There are other unique challenges within the hotel industry. The fragmented structure masks the real cost of distribution, and the fact that you have local-level decision making on what rates you’re going to offer and what inventory you’re going to offer complicates things. Can you imagine if there were an airline that was franchised, where every single plane was owned by somebody different, and they decided where they wanted to fly and what they wanted to charge? There’s also a lack of consistent technology investment across the industry. The brands are making some investments, but the hotel owners generally don’t have the money, and certainly the management companies are not usually incentivized to make those investments.

This industry is overly dependent upon content. Consumers want to see videos. They want to see photos. They want to really understand what the experience is at the hotel versus the kind of content that you need for an airline seat or even a rental car. The leisure skew plays into the strengths of the OTAs, who have billions of dollars to spend and who have very strong consumer brands. And then, of course, we’re highly dependent on Google and metasearch for customer acquisition. Another of the biggest challenges in the industry today is that the cost of customer acquisition continues to rise.


From a revenue management, revenue optimization perspective, what we’ve started to see is a real focus on driving a revenue management culture and approach throughout the entire business — getting people to understand exactly what do we mean by revenue management, why is it important, why digital marketers need to talk to revenue management before launching any promotion. Again, understanding the real costs of each channel and the ROI is important, because is not free and, in many cases, can be the most expensive channel for owners when you factor in discounts, PFP fees, and the amenities they need to deliver for loyalty. In some cases, it could be more expensive than an OTA booking. So, I think it’s important for revenue management to take the lead in driving better organizational alignment and collaboration across the enterprise and make sure that incentives are aligned, because what gets measured gets done.

Last year I completed a nine-month engagement as interim chief commercial officer for the Americas for Radisson, and one of the things that we did while I was there is build a strong collaborative environment between marketing and revenue management. There were weekly meetings to talk about things like need periods, what kind of offers should we give, what were the results of those offers, how long should they run, what should we test. And there was a lot of effort around understanding, when we did do a promotion, what was the actual ROI on that? We looked at not just how much it costs to place the ad and what was the revenue that was generated, but also what were some of the other costs that went into that promotion?

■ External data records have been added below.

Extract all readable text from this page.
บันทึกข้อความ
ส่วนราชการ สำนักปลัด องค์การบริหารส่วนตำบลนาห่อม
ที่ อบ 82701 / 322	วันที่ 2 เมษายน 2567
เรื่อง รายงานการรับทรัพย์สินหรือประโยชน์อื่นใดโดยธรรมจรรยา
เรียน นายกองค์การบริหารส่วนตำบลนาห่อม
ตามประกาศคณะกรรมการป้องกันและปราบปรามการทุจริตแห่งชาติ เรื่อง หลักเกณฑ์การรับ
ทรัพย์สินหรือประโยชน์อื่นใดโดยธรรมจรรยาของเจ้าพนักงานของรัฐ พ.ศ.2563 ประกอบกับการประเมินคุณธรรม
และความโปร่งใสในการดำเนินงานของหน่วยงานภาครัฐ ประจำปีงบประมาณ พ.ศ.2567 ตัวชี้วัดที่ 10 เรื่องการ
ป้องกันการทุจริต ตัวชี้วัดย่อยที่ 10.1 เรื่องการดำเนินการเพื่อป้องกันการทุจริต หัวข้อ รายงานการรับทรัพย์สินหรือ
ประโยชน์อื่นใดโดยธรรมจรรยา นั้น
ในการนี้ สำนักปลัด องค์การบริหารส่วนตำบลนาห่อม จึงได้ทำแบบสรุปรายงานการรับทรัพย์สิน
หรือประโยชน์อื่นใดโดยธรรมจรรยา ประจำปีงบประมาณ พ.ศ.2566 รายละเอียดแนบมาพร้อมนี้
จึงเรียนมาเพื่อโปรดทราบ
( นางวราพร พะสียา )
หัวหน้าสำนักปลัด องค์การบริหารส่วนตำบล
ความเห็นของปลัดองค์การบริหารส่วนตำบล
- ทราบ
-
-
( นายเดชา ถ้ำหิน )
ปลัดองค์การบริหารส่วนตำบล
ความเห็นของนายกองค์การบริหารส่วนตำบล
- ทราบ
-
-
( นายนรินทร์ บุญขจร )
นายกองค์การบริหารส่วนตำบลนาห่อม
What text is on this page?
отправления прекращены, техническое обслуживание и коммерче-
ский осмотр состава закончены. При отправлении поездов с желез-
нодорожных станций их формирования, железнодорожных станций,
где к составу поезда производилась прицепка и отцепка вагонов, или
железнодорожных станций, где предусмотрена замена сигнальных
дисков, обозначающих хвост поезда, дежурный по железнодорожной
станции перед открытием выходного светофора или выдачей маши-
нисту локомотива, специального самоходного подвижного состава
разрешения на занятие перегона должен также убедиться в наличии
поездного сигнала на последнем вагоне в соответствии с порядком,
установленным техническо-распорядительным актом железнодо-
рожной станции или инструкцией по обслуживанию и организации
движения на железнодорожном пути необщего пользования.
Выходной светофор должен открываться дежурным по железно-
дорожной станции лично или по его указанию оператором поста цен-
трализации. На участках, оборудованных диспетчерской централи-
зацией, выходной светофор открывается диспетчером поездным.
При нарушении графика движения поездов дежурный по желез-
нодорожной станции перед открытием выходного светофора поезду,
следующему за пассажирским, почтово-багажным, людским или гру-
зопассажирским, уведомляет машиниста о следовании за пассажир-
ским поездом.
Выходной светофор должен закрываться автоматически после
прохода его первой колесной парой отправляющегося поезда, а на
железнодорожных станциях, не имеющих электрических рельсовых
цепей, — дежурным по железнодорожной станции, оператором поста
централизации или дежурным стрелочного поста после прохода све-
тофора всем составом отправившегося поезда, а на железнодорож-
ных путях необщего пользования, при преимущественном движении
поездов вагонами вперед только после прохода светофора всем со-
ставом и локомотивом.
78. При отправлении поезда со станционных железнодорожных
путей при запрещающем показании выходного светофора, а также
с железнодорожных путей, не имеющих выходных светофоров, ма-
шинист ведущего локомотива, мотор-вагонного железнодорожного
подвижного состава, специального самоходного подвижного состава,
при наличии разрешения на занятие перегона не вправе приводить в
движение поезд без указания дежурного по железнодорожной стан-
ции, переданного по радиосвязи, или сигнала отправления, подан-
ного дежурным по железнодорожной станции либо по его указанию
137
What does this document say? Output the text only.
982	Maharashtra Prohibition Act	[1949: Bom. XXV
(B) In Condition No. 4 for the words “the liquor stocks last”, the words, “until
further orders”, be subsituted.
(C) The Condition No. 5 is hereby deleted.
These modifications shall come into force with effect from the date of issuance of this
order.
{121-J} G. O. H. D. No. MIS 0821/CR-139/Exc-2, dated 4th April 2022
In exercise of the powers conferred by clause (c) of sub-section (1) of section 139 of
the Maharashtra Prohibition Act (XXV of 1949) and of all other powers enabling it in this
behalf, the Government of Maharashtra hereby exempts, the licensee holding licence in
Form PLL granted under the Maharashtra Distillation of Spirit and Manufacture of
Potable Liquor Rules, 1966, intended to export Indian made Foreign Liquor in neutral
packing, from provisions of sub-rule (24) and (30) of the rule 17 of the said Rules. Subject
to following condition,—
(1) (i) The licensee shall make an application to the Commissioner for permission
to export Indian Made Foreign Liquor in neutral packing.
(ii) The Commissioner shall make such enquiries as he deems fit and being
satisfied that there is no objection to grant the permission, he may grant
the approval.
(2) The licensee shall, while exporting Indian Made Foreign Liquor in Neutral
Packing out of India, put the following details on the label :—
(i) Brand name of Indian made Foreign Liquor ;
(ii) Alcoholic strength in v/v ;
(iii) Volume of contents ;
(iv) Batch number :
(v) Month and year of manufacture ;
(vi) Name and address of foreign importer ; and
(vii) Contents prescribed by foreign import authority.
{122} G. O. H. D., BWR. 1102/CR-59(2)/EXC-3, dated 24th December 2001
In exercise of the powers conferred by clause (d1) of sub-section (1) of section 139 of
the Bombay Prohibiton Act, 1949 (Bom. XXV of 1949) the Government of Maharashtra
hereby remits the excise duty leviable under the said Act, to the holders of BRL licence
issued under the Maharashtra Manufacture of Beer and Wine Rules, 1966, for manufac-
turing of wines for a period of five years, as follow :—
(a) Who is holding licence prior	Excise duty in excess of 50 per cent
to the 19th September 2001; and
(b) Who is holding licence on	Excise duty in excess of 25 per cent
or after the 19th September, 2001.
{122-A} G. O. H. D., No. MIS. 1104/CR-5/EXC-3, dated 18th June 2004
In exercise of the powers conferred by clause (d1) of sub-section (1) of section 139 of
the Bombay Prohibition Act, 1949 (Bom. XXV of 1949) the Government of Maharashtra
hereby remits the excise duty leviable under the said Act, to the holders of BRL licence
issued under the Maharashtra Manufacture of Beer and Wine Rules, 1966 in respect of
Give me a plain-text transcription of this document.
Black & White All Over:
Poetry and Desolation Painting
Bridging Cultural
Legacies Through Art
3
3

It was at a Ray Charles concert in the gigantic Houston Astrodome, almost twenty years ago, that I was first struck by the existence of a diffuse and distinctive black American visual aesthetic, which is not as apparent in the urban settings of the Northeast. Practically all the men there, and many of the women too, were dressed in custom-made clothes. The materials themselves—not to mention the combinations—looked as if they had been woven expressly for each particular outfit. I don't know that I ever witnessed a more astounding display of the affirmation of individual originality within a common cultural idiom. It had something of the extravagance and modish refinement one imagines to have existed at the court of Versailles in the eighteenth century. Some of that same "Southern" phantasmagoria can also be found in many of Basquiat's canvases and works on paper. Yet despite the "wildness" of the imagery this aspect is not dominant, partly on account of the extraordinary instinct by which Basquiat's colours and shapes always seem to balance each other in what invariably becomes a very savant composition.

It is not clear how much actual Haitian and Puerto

It’s tough to undarstand ROI for branding exercises. The old marketing saying goes, “I know that only half of my marketing works. I just don’t know which half.” There are ways to look at branding exercises and branding spend versus revenue-driving efforts by doing some cross-channel analysis — when you’re doing some branding efforts, whether that’s radio or TV or whatever, tie that to did we see a spike in call volume and did we see a spike in visits to the website.

So, in summary, over the last 30 years, distribution has moved from an operational and technology focus to a commercial focus, but understanding the operational, technical issues and the cost is important to help define what that optimal channel mix should be for an organization. Organizational alignment and collaboration has never been more important or more critical to optimizing revenue.